Microsoft Silverlight is an attempt to bring the capabilities of a desktop application into a web browser. It works as a browser plugin, which then extends the capabilities of the browser to display media rich, interactive content. Silverlight apps are delivered over the internet like static media files, and then run by the browser plugin. Silverlight client apps typically communicate with a server-side application created in Silverlight or .NET.
Developing with Silverlight
Silverlight applications are built very differently than other web pages and most web apps. An application's graphical user interface (GUI) is defined using Extensible Application Markup Language (XAML), and application control logic can be written in one of several .NET languages (C#, VB.NET, J#, etc). Additionally, an XML document can be loaded into the DOM and manipulated in an AJAX-like fashion.
Silverlight is essentially a subset of the .NET application framework, so development tools that work for .NET will work for Silverlight, including Eclipse and Microsoft Visual Studio.
Silverlight applications are built in fully featured programming languages, and almost any DLL can be compiled into a web-delivered Silverlight application. So the possibilities for application features are, truly, limitless.

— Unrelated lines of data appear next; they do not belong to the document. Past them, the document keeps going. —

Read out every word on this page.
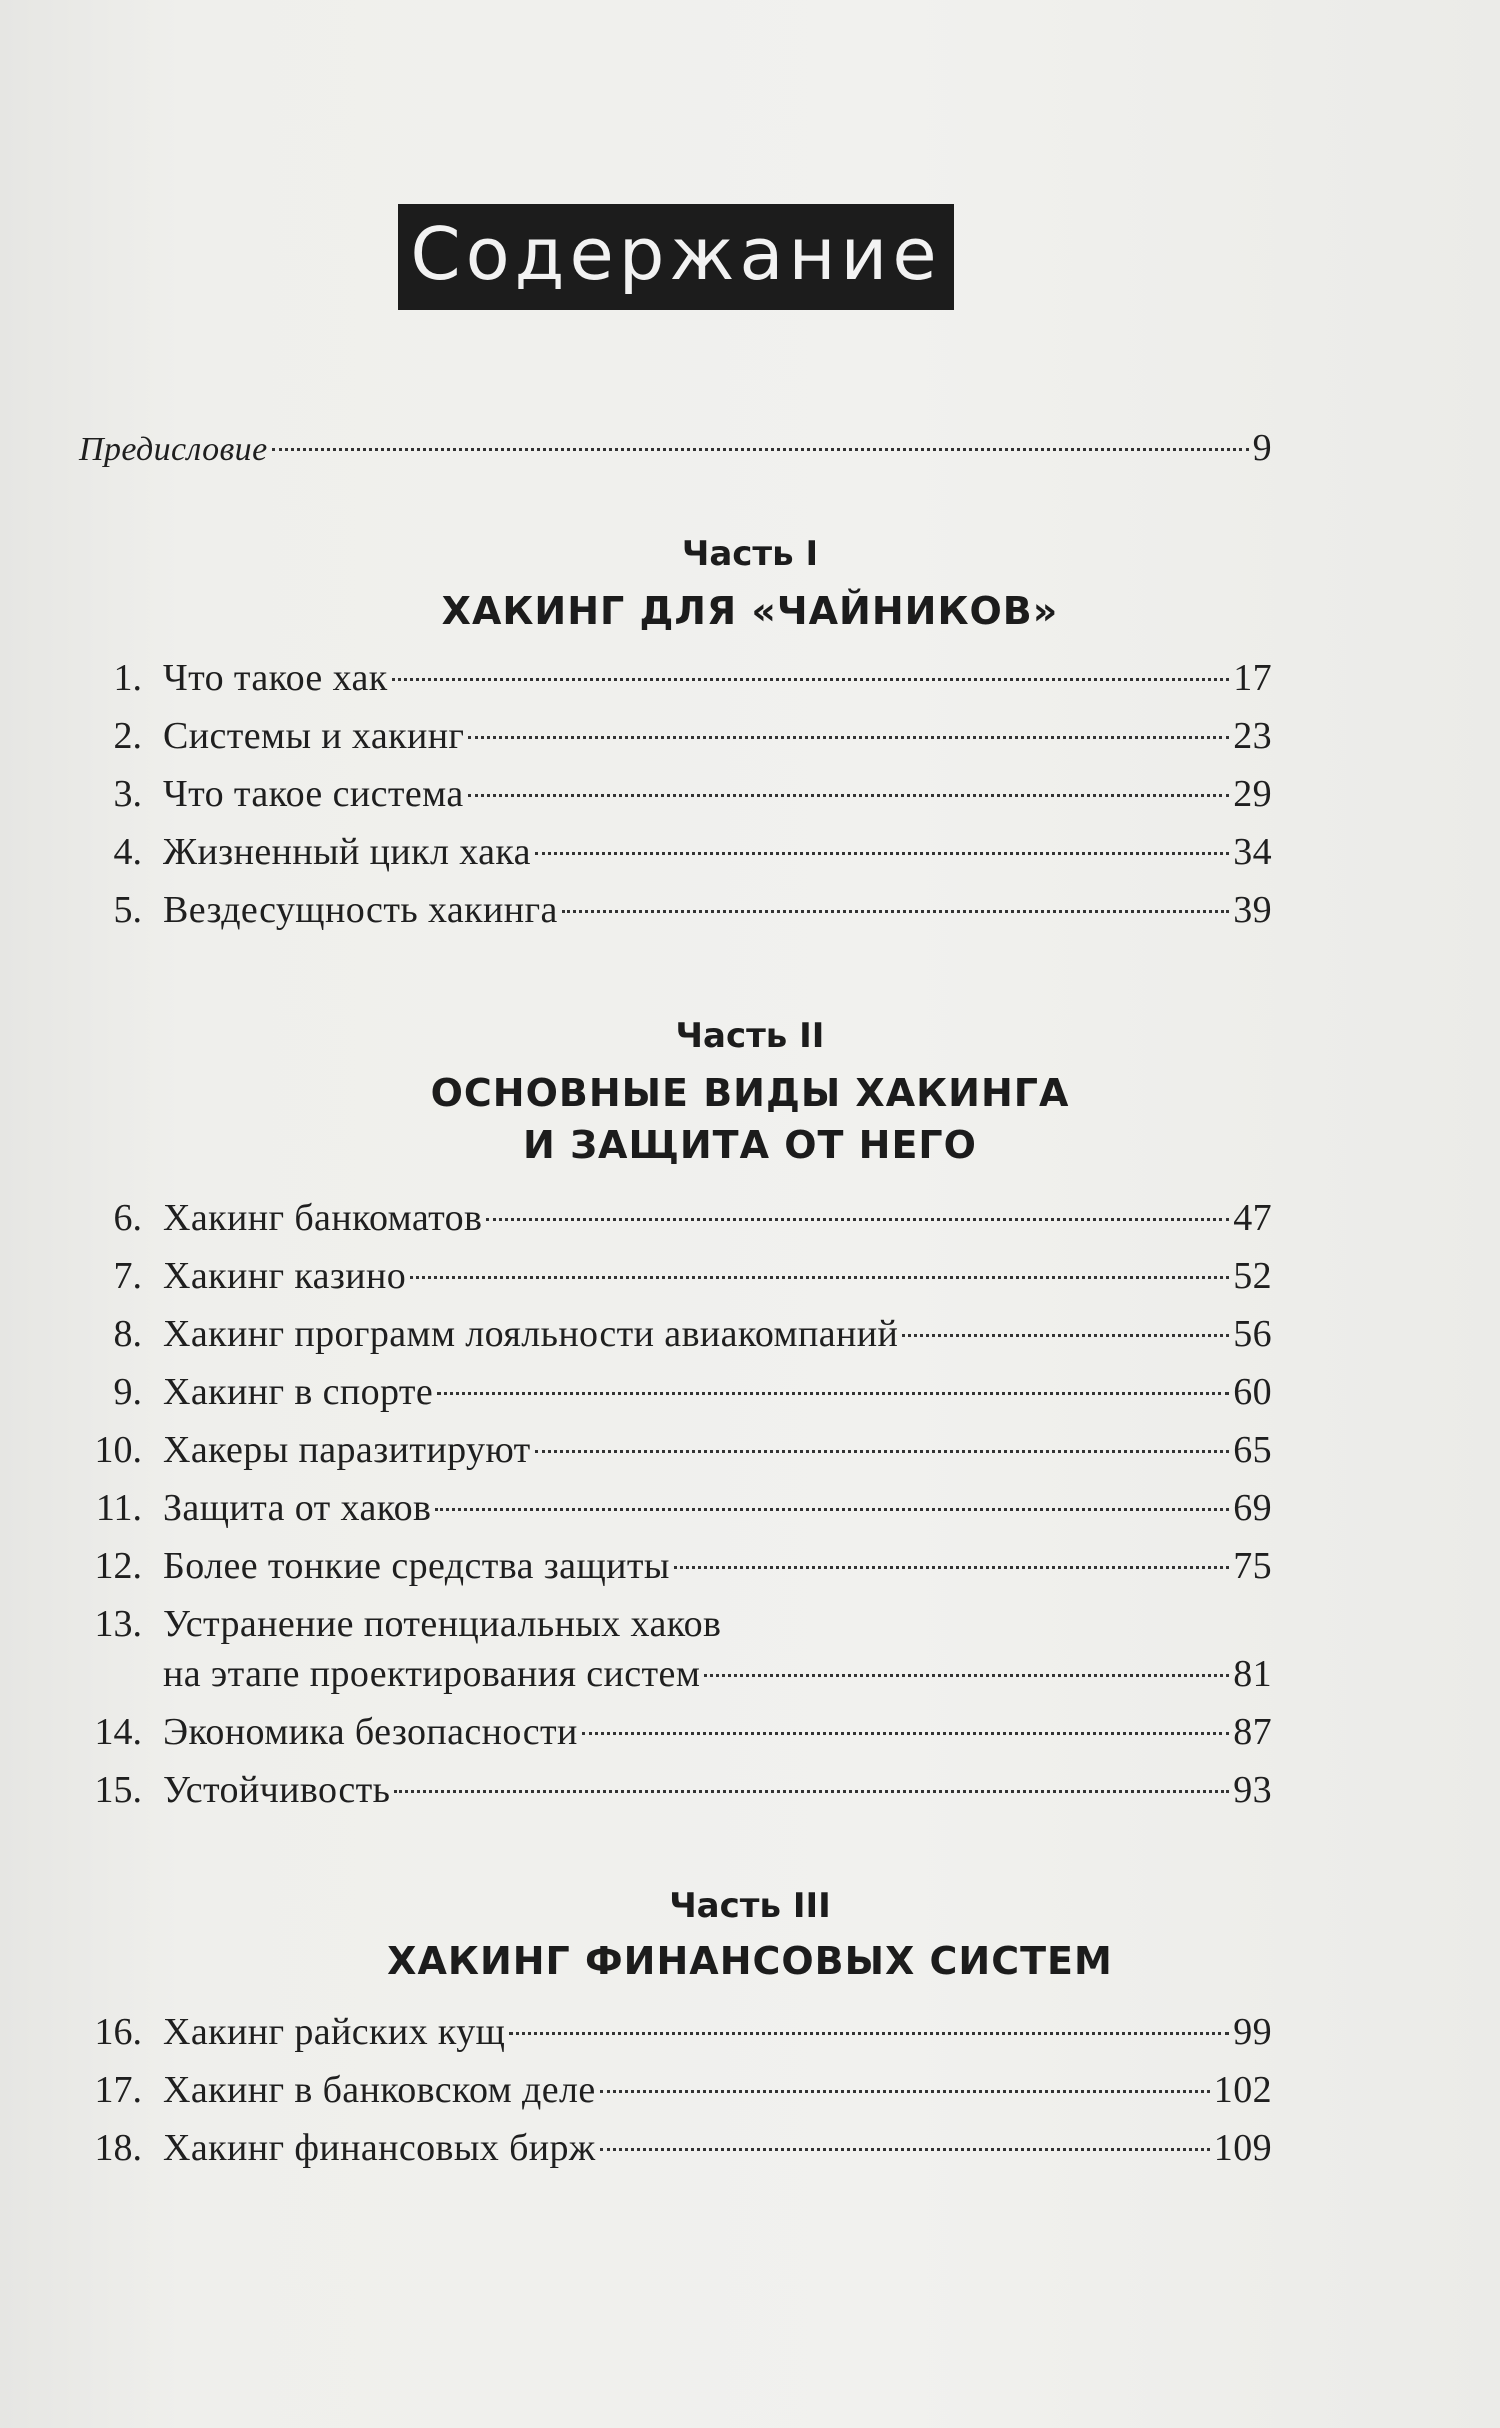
Содержание
Предисловие	9
Часть I
ХАКИНГ ДЛЯ «ЧАЙНИКОВ»
1. Что такое хак	17
2. Системы и хакинг	23
3. Что такое система	29
4. Жизненный цикл хака	34
5. Вездесущность хакинга	39
Часть II
ОСНОВНЫЕ ВИДЫ ХАКИНГА
И ЗАЩИТА ОТ НЕГО
6. Хакинг банкоматов	47
7. Хакинг казино	52
8. Хакинг программ лояльности авиакомпаний	56
9. Хакинг в спорте	60
10. Хакеры паразитируют	65
11. Защита от хаков	69
12. Более тонкие средства защиты	75
13. Устранение потенциальных хаков
на этапе проектирования систем	81
14. Экономика безопасности	87
15. Устойчивость	93
Часть III
ХАКИНГ ФИНАНСОВЫХ СИСТЕМ
16. Хакинг райских кущ	99
17. Хакинг в банковском деле	102
18. Хакинг финансовых бирж	109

Silverlight provides easy, built-in support for a number of a features that are especially useful for a rich, interactive, browser-based application.
IIS Smooth Streaming provides support for high definition streaming media.
PivotViewer is powerful set of tools for working with large data sets, providing interactive visualization and manipulation features.
SketchFlow, part of Blend for Visual Studio 2013, is an iterative wireframing and storyboarding tool for rapid application prototyping.
Silverlight Deep Zoom provides unbelievably smooth, rapid, and infinitely scalable deep zoom and visual exploration.
Pixel Shader provides a wide range of built ins, configurable visual effects such as drop shadows and blurring. It also allows you to write your own effects.
Support for a wide variety of audio and video formats, including third-party codecs.
Skinning and Styling
The Silverlight browser plugin is supported in several browsers available on Mac OS X and Windows. Chrome for Mac no longer supports Silverlight (though Chrome on Windows does). Opera support is unofficial for version 1 of Silverlight, and official for version 2+. Current desktop versions of Internet Explorer, Firefox, and Safari all support Silverlight.
Support for Silverlight on Linux was provided through the Moonlight project, but that project has stopped active development and is no longer supported. Another Linux adaptation, Pipelight, is now available. Even with this, Silverlight support on Linux should be considered very unreliable.
Silverlight can be used to build mobile apps for Windows Phones and Windows Mobile devices. However, Internet Explorer for Windows Phone does not support Silverlight. Silverlight is also not available for any browsers on the Android or iOS platforms.
Alternatives to Microsoft Silverlight
It is important to realize that Silverlight is not the only way to bring media-rich, interactive applications into web browsers. There are many other development options available, with varying degrees of cross-browser support.
- Adobe Flash (well supported in desktop browsers, but not on iOS)
- Java (well supported in most environments, but updates and versioning issues tend to annoy users)
- HTML5, CSS4, and JS (almost universally supported, though the standards haven't officially hardened)
Microsoft Silverlight Hosting
Server-side Silverlight applications must be run on a Windows server, with support for ASP (Active Sever Pages). Most shared and discount web hosting plans (and most higher-quality managed hosting and VPS plans also) run Linux, not Windows, so you will need to specifically look for Windows-based web hosting to run your Silverlight application.
Client-side resources are static assets and can be delivered from any server, including a Content Delivery Network.